I created this python code:

from math import log, ceil, floor
import helper  # my own code
from random import randint, uniform
import time

# gets a list of unique random floats
# s = how many random numbers
# l = smallest float can be
# h = biggest float can be
def getRandomList(s, l, h):    
    lst = []
    while len(lst) != s:
        r = uniform(l,h)
        if not r in lst:
            lst.append(r)
    return lst

# This just generates the two powerset sorted lists that the 2^(n/2) algorithm makes.
# This is just a lazy way of doing it, this running time is way worse, but since
# this can be done in 2^(n/2) time, I just pretend its that running time lol
def getSortedPowerSets(lst):
    n = len(lst)
    l1 = lst[:n/2]
    l2 = lst[n/2:]

    xs = range(2**(n/2))
    ys1 = helper.getNums(l1, xs)
    ys2 = helper.getNums(l2, xs)

    return ys1, ys2

# this just checks using the regular 2^(n/2) algorithm to see if two values
# sum to the specified value
def checkListRegular(lst, x):
    lst1, lst2 = getSortedPowerSets(lst)

    left = 0
    right = len(lst2)-1
    while left < len(lst1) and right >= 0:
        sum = lst1[left] + lst2[right]
        if sum < x:
            left += 1
        elif sum > x:
            right -= 1
        else:
            return True
    return False

# this is my improved version of the above version
def checkListSmaller(lst, x):
    last = lst.pop()
    x1, x2 = x, x - last
    return checkhelper(lst, x1, x2)

# this is the same as the function 'checkListRegular', but it checks 2 values
# at the same time
def checkhelper(lst, x1, x2):    
    lst1, lst2 = getSortedPowerSets(lst)    

    left = [0,0]
    right = [len(lst2)-1, len(lst2)-1]

    while 1:
        check = 0
        if left[0] < len(lst1) and right[0] >= 0:
            check += 1
            sum = lst1[left[0]] + lst2[right[0]]
            if sum < x1:
                left[0] += 1
            elif sum > x1:
                right[0] -= 1
            else:
                return True
        if left[1] < len(lst1) and right[1] >= 0:
            check += 1
            sum = lst1[left[1]] + lst2[right[1]]
            if sum < x2:
                left[1] += 1
            elif sum > x2:
                right[1] -= 1
            else:
                return True
        if check == 0:
            return False


n = 22
lst = getRandomList(n, 1, 3000)


startTime = time.time()
print checkListRegular(lst, -50)  # -50 so it does worst case scenario
startTime2 = time.time()
print checkListSmaller(lst, -50)  # -50 so it does worst case scenario
startTime3 = time.time()

print (startTime2 - startTime)
print (startTime3 - startTime2)

This is the helper library which I just use to generate the powerset list.

def dec_to_bin(x):
    return int(bin(x)[2:])

def getNums(lst, xs):
    sums = []
    n = len(lst)
    for i in xs:
        bin = str(dec_to_bin(i))
        bin = (n-len(bin))*"0" + bin
        chosen_items = getList(bin, lst)
        sums.append(sum(chosen_items))
    sums.sort()
    return sums

def getList(binary, lst):
    s = []
    for i in range(len(binary)):
        if binary[i]=="1":
            s.append(float(lst[i]))
    return s

Solution

  • then it generates the sorted power sets of both in 2^((n-1)/2) time

    OK, since now the list has one less lement. However, this is not a big deal its just a constant time improvement of 2^(1/2)...

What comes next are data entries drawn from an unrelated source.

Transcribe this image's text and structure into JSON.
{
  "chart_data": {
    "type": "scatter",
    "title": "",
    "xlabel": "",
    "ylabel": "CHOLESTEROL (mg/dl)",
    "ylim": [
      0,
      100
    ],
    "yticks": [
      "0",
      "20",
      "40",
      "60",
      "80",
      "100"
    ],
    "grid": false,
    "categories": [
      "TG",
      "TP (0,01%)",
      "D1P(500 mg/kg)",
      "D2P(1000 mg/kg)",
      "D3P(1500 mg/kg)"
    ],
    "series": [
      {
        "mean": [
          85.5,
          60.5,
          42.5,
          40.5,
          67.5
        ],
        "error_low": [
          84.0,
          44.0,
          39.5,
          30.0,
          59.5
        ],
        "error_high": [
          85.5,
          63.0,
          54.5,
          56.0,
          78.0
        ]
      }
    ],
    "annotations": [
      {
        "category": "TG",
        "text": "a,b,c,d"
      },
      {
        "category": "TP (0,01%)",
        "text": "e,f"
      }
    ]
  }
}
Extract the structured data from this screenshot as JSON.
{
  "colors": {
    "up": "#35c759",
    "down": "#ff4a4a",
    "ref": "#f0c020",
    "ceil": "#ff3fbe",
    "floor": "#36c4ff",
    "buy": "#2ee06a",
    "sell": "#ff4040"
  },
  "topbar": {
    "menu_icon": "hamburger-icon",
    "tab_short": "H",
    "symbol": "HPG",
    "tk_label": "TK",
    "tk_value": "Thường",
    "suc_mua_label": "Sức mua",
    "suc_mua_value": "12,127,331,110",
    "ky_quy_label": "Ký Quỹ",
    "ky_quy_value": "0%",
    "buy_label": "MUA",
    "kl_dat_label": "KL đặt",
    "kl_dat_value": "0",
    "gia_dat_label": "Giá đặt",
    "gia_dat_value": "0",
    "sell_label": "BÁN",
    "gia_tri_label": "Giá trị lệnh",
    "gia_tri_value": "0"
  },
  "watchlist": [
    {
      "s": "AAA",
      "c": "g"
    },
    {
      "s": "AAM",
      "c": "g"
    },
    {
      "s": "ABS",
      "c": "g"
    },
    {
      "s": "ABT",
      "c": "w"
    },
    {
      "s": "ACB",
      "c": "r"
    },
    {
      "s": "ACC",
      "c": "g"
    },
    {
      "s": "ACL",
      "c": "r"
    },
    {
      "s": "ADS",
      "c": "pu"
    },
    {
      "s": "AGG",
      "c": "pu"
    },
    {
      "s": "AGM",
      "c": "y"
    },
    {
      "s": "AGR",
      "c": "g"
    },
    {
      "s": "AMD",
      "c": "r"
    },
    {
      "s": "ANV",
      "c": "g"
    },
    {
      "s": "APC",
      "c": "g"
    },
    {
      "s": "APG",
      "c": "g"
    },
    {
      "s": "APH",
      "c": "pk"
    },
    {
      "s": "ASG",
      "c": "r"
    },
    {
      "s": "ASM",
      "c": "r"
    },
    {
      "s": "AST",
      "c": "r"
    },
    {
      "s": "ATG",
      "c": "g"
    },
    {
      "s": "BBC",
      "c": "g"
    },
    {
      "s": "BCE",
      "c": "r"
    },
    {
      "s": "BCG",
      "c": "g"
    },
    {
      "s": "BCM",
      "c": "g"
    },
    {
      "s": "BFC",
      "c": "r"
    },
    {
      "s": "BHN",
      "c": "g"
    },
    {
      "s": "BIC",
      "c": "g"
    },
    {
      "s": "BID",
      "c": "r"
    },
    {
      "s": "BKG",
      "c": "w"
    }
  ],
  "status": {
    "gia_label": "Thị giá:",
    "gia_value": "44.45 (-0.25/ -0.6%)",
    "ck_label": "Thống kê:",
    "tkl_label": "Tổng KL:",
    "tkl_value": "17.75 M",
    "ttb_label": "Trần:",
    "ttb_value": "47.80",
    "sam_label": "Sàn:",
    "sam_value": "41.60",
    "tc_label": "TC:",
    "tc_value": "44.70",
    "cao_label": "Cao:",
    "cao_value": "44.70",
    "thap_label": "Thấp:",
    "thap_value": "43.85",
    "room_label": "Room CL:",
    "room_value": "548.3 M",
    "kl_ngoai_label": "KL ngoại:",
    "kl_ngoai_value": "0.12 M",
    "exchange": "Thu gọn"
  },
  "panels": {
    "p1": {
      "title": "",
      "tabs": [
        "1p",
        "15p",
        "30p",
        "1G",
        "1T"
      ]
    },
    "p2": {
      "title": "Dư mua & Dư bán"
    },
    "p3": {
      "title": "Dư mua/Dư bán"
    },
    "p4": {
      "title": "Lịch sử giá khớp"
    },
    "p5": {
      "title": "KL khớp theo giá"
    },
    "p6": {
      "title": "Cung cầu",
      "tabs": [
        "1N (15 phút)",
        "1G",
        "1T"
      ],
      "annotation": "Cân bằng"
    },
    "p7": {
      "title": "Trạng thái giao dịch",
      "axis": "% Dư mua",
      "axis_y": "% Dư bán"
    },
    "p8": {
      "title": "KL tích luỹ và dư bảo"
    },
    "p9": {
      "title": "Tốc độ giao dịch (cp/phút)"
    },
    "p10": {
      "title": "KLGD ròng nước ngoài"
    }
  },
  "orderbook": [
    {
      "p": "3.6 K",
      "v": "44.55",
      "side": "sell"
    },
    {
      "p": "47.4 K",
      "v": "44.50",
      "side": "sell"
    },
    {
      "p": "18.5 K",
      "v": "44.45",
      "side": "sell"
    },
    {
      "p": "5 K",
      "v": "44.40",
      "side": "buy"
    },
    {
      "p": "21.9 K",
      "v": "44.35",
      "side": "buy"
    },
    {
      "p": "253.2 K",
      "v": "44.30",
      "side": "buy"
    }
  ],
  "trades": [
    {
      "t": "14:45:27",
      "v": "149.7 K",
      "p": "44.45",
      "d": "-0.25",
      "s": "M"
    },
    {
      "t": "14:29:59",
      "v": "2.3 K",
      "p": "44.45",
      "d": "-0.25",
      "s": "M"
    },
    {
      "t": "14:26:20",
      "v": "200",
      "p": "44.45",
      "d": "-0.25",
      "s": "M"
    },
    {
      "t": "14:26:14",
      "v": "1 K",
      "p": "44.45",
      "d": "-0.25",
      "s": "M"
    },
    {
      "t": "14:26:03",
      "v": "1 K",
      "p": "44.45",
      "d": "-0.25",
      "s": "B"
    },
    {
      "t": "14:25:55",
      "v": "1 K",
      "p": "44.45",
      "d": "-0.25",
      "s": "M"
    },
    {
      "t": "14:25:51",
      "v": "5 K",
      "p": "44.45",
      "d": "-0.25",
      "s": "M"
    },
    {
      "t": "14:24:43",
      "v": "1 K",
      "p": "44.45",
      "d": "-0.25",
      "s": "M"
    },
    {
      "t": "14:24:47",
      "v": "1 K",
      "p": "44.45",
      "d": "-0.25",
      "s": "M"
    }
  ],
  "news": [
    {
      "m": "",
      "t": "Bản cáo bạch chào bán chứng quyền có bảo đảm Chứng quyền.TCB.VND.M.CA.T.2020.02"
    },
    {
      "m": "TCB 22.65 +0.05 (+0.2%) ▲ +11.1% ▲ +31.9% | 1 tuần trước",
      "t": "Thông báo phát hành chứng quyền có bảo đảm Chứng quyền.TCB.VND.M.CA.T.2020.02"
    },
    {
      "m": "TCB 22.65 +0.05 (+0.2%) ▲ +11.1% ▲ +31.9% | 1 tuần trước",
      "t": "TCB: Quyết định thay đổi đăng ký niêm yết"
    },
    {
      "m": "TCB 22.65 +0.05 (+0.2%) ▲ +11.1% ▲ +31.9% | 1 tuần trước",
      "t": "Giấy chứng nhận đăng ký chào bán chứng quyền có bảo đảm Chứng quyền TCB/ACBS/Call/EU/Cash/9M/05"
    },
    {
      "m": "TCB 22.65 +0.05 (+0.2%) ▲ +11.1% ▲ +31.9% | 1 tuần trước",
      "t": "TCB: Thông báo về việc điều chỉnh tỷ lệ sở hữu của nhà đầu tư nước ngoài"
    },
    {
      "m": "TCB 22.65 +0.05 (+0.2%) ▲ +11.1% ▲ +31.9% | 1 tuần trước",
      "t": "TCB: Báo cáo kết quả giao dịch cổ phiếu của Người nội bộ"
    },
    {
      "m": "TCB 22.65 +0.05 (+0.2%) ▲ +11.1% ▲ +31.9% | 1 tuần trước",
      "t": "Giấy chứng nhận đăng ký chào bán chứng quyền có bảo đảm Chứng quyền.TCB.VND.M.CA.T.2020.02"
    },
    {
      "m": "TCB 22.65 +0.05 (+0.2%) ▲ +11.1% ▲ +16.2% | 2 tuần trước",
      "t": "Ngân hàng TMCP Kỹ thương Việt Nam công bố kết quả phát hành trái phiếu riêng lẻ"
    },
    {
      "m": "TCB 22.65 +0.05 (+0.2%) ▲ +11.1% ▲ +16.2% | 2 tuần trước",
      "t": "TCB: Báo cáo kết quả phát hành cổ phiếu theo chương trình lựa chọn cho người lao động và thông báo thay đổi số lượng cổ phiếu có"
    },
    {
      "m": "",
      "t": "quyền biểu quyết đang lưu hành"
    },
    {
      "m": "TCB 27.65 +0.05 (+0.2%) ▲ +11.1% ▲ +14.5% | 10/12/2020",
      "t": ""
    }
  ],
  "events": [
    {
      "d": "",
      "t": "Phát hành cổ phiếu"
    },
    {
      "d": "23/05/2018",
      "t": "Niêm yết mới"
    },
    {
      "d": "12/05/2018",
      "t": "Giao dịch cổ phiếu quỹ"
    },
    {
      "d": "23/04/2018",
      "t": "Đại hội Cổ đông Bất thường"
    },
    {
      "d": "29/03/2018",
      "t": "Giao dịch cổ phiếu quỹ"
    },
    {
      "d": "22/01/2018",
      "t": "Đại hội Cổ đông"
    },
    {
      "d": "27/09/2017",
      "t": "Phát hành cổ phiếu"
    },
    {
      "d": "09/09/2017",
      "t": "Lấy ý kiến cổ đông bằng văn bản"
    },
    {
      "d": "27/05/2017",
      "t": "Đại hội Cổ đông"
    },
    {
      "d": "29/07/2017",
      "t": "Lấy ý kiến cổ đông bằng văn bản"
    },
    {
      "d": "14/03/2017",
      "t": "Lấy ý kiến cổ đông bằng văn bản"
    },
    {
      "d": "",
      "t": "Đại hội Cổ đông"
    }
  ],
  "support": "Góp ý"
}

    then it does a linear search in both lists to see if 1 value in both lists sum to x or x-last (at same time with same running time) using a clever trick

    ... and this improvement will go away because now you do twice as many operations to check for both x and x-last sums instead of only for x

    can we not repeat this again and again?

    No you can't, for the same reason why you couldn't split the original algorithm again and again. The trick only works for once because once you start looking for values in more than two lists you can't use the sorting trick anymore.